HTC hardware is fine. It always has been. And its choice in displays is superior to most. It was the first to bring a 1080p smartphone stateside, and the One X display was regarded as one of the best mobile displays prior to excessive 1080p S-LCD3. But nearly every HTC smartphone I have ever owned has suffered from the exact same problems: poor battery life and inadequate storage.

The HTC One X+ is a great start, with 64GB of built-in storage. And the 2,020mAh battery in the DROID DNA is cute. But there is definitely tons of room for improvement, especially in battery capacity. HTC may believe users want slimmer devices over extra large batteries, but the 3,100mAh battery in the Samsung Galaxy Note II and 3,300mAh battery in the DROID RAZR MAXX HD prove that a relatively slim device can have the best of both worlds.

 

Optional: Make another Nexus

This one may be a stretch, I'm fully aware. But the Nexus One is still one of the most iconic Android phones to date. And I know plenty of people out there would love to see HTC have another crack at it. HTC has a more skillful hand at smartphone design and has a knack for picking the cream of the crop in terms of materials. Pair that with a revolutionary new Android update and HTC could find themselves back on the map.

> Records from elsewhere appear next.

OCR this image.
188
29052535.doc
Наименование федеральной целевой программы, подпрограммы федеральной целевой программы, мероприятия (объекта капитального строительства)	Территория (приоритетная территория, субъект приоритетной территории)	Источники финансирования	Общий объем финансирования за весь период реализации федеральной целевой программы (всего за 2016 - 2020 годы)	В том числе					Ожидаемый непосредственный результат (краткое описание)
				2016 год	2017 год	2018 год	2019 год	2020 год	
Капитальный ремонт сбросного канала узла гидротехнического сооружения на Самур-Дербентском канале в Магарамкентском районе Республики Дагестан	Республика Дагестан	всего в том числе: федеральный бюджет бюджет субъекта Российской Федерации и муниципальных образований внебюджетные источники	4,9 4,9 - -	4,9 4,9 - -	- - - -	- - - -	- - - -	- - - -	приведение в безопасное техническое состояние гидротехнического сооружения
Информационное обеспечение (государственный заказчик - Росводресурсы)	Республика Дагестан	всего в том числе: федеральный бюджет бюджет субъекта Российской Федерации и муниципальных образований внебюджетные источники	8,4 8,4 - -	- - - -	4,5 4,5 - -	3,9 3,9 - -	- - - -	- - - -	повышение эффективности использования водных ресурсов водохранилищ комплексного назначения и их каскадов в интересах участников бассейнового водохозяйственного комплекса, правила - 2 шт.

It wouldn't likely bring them tons of profits as most recent Nexus phones and tablets have been sold just above cost. But with the recognition, die-hard Nexus fans just might find themselves falling back in love with HTC.

 

HTC, I want to love you and your phones. I really do. And I'm no business expert, and I don't try to be. But I am a former HTC fan who has watched the company take countless missteps and dwindle. And your tactics in 2011 and 2012 have reeked of fiscal turmoil – money first, consumers' wants and needs second. Cutting corners, skimping on battery and storage and letting carriers throw you around like a rag doll is unappealing and, ultimately, why I am no longer using an HTC device.

Make a phone with a 3,000mAh or larger battery, unibody polycarbonate, 64GB (or more) built-in storage, a mid-sized 720p or higher display. Put every great specification into a single device – what you've failed to do since … the beginning of time – and make it available on all carriers. I guarantee you will turn heads.